Should work just fine. The biasing in the circuit is supply independant so the different rails will not effect the idle currrent.

Brian

 

[omeiko]

Thanks Brian.

Just out of curiosity, what is the part that determines the idle current?
This circuit looks surprisingly similar to JE 990
( http://www.johnhardyco.com/pdf/990.pdf ). However, 990 needs some resistors to be adjusted to accept different supply voltages.
So what's the difference, for example, between these?

Cheers,

Okko

 

[BuzAllen]

I believe those 3 values for resistance are used for the 3 voltages to keep the current throught the biasing diodes for the current source the same whether at 12 or 24 volts. This will have much less effect on the overall following idle currents out of the transistor i source than if the current source was purely a resistive one where doubling the supply would essentially double the current through the resistor

In other words doubling the current through a resistor will double the voltage, in this circuit with the current range we're looking a, doubling the current through the diodes will not vary the voltage across them that much.
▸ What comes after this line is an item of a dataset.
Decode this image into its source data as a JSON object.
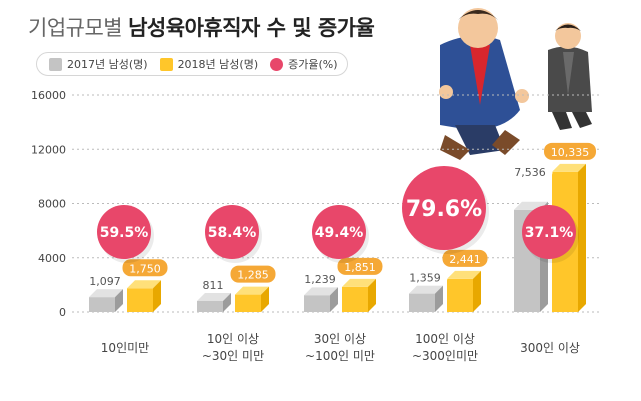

Basically the idle curent in the input pair and VAS stage is determined by the voltage left across either r3 or r8.

Lets look at the AM10 schematic and see what happens. At +/- 28 volts, there would be approx. 54.8 volts across r4, giving about 880uA throught the diodes. Simulation shows that they'll be on and at about 580mV each. With +/- 15V we get about 460uA, in this case the drop across the diode would be approx. 549mV.

Lets say that 1 diode exactly cancels Q8's Vbe and we then have one diode at either 580mV or 549mV across the 330 Ohm resistor. We'd get roughly 1.75mA or 1.6mA out of the source. Much more supply indepedant than a resistor only circuit but not completely so. If you wanted you could change r4 to account for this but I don't think it would matter all that much. This isn't exact as we assumed one diode and Q8 would cancel exactly but in reality that diode would also vary in voltage a bit and so would Q8's Vbe with the current change.

This is a bit idealized and real world/component choice would vary it.


Brian

 

[bcarso]

Concur (with the one exception below) with Brian. If you decide to change the resistors anyway the nearest 5% value to get the same diode current would be 33k (R4).

R6 as is may be a problem. It is apparently for current limiting and looks like it needs to be reduced for the much lower rails (the quiescent drop across it is of order 40V based on some assumptions about diode drops and Q Vbe's etc.). It also tends to spoil bandwidth a bit because of Miller effect. Better than blowing Q7 up from excess base current though. Notice that the 10:1 ratio of R5/R7 does not equate to a 10:1 ratio of collector currents in Q7 and Q6---I get about 2 mA Ic for Q7 and 670uA for Q6. I'd take R6 to 22k. I'd say hang a C across it as well but we are monkeying with a more-or-less tried-and-true design here at our peril.

Brad

 

[omeiko]

Thanks guys,

I have to read your answers through a few times to understand what's goining on in the circuit. I'm still such a novice but I'm slowly learning.

However, I changed the r4 to 32k and it seems to work fine.

Thanks,

Okko